Dal bel libro di Fabio Bertapelle Semi di giustizia (EMI, 2010)
Per gentile concessione dell’autore
IL VOLO DEL SEME
I semi sono l’immagine e il simbolo della povertà: per raggiungere la terra si affidano al vento, agli uccelli e agli insetti con la grazia dei loro profumi e colori; per vivere si accontentano dell’aria e dell’acqua, chiedendo aiuto al sole.
Hanno ali invisibili, che permettono alla loro caduta di diventare volo. E’ difficile pensare a qualcosa di più delicato; eppure poche cose hanno le loro stesse resistenza e forza di vita. E’ per me motivo di compassione vedere i semi crescere sui muri, alzare l’asfalto, adattarsi ai deserti.
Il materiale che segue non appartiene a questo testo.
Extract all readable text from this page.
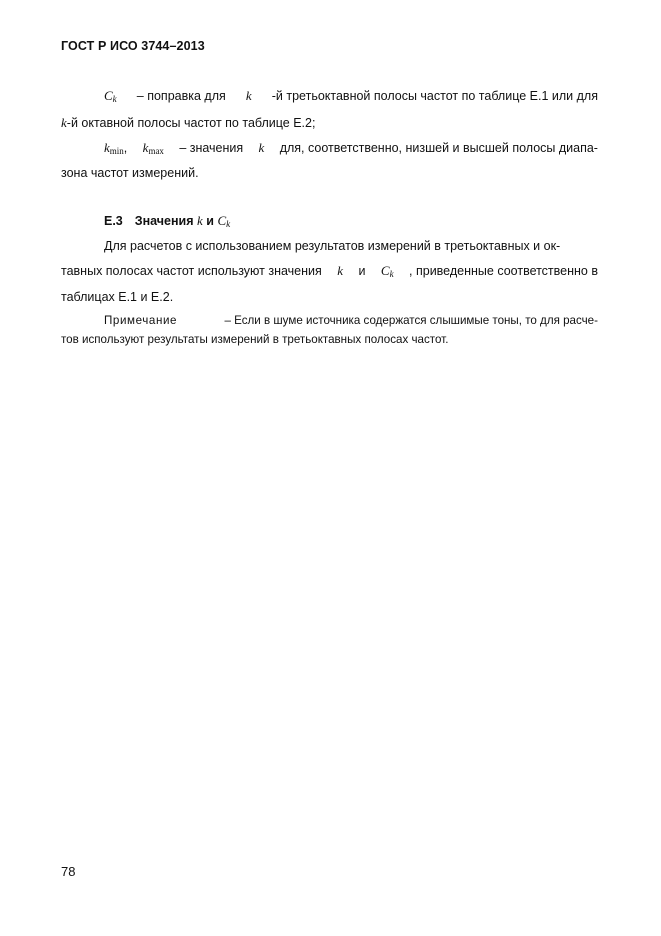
ГОСТ Р ИСО 3744–2013
Ck – поправка для k -й третьоктавной полосы частот по таблице Е.1 или для
k-й октавной полосы частот по таблице Е.2;
kmin, kmax – значения k для, соответственно, низшей и высшей полосы диапа-
зона частот измерений.
Е.3 Значения k и Ck
Для расчетов с использованием результатов измерений в третьоктавных и ок-
тавных полосах частот используют значения k и Ck , приведенные соответственно в
таблицах Е.1 и Е.2.
Примечание	– Если в шуме источника содержатся слышимые тоны, то для расче-
тов используют результаты измерений в третьоктавных полосах частот.
78
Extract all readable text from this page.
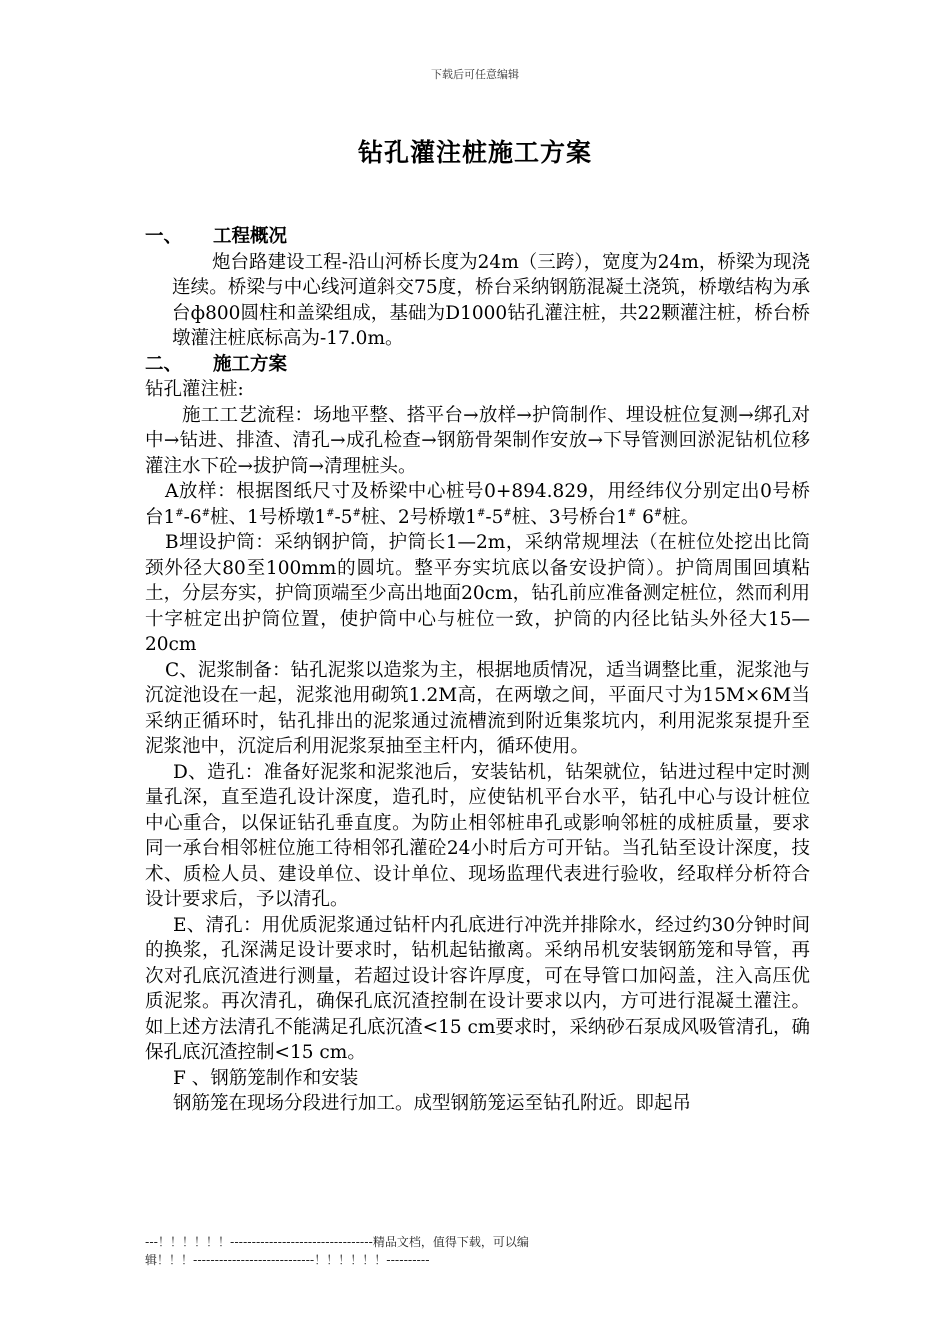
下载后可任意编辑
钻孔灌注桩施工方案
一、	工程概况
炮台路建设工程-沿山河桥长度为24m（三跨），宽度为24m，桥梁为现浇连续。桥梁与中心线河道斜交75度，桥台采纳钢筋混凝土浇筑，桥墩结构为承台ф800圆柱和盖梁组成，基础为D1000钻孔灌注桩，共22颗灌注桩，桥台桥墩灌注桩底标高为-17.0m。
二、	施工方案

钻孔灌注桩:

施工工艺流程：场地平整、搭平台→放样→护筒制作、埋设桩位复测→绑孔对中→钻进、排渣、清孔→成孔检查→钢筋骨架制作安放→下导管测回淤泥钻机位移灌注水下砼→拔护筒→清理桩头。

A放样：根据图纸尺寸及桥梁中心桩号0+894.829，用经纬仪分别定出0号桥台1#-6#桩、1号桥墩1#-5#桩、2号桥墩1#-5#桩、3号桥台1# 6#桩。

B埋设护筒：采纳钢护筒，护筒长1—2m，采纳常规埋法（在桩位处挖出比筒颈外径大80至100mm的圆坑。整平夯实坑底以备安设护筒）。护筒周围回填粘土，分层夯实，护筒顶端至少高出地面20cm，钻孔前应准备测定桩位，然而利用十字桩定出护筒位置，使护筒中心与桩位一致，护筒的内径比钻头外径大15—20cm

C、泥浆制备：钻孔泥浆以造浆为主，根据地质情况，适当调整比重，泥浆池与沉淀池设在一起，泥浆池用砌筑1.2M高，在两墩之间，平面尺寸为15M×6M当采纳正循环时，钻孔排出的泥浆通过流槽流到附近集浆坑内，利用泥浆泵提升至泥浆池中，沉淀后利用泥浆泵抽至主杆内，循环使用。

D、造孔：准备好泥浆和泥浆池后，安装钻机，钻架就位，钻进过程中定时测量孔深，直至造孔设计深度，造孔时，应使钻机平台水平，钻孔中心与设计桩位中心重合，以保证钻孔垂直度。为防止相邻桩串孔或影响邻桩的成桩质量，要求同一承台相邻桩位施工待相邻孔灌砼24小时后方可开钻。当孔钻至设计深度，技术、质检人员、建设单位、设计单位、现场监理代表进行验收，经取样分析符合设计要求后，予以清孔。

E、清孔：用优质泥浆通过钻杆内孔底进行冲洗并排除水，经过约30分钟时间的换浆，孔深满足设计要求时，钻机起钻撤离。采纳吊机安装钢筋笼和导管，再次对孔底沉渣进行测量，若超过设计容许厚度，可在导管口加闷盖，注入高压优质泥浆。再次清孔，确保孔底沉渣控制在设计要求以内，方可进行混凝土灌注。如上述方法清孔不能满足孔底沉渣<15 cm要求时，采纳砂石泵成风吸管清孔，确保孔底沉渣控制<15 cm。

F 、钢筋笼制作和安装

钢筋笼在现场分段进行加工。成型钢筋笼运至钻孔附近。即起吊

---！！！！！！---------------------------------精品文档，值得下载，可以编
辑！！！----------------------------！！！！！！----------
E’ grazie a questa incondizionata determinazione che l’uomo e gli animali possono continuare la loro avventura sulla Terra.
Il seme è anche il simbolo della continuità tra passato e futuro, qualcosa su cui tracciamo il segno indelebile del nostro cammino. Nascosto nella più piccola semente si cela un mondo enorme. Il germoglio forma la piantina, che lentamente si trasforma in un grande albero carico di foglie e di gemme, di frutti che a loro volta fecondano ancora la terra con abbondanza di altri semi. I regni vegetali ci tengono vivi con l’ossigeno, ci vestono, ci curano, sono le uniche forme di vita che donano energia (tutte le altre la consumano), portando il sole dentro di noi. Ogni volta che guardo gli alberi io mi ricordo di quei piccoli semi che si estendono come per magìa dalle radici ai frutti; dal loro dono si generano le piogge, e con queste i laghi, i fiumi, le cascate, il mare, che fluiscono grazie alle benedizioni verdi del chicco originario. Il seme è l’albero di sempre, contiene la comunità da cui proviene e le generazioni future. Da poco meno di cinquant’anni, nel breve arco di tempo della mia vita, abbiamo cominciato a svincolarci dal suo abbraccio; accecati dai troppi desideri, dalle promesse delle città e dai bagliori del benavere, ci siamo dimenticati di lui, lo abbiamo affidato alle cure della chimica, della genetica e del denaro. Ma il suo richiamo, che trascende i confini dello spazio e del tempo, continua a invocare la nostra presenza e la nostra responsabilità.
“Il seme proviene dalla pianta che non vedi più, e porta in sé quella che non vedi ancora”, recita un detto indiano.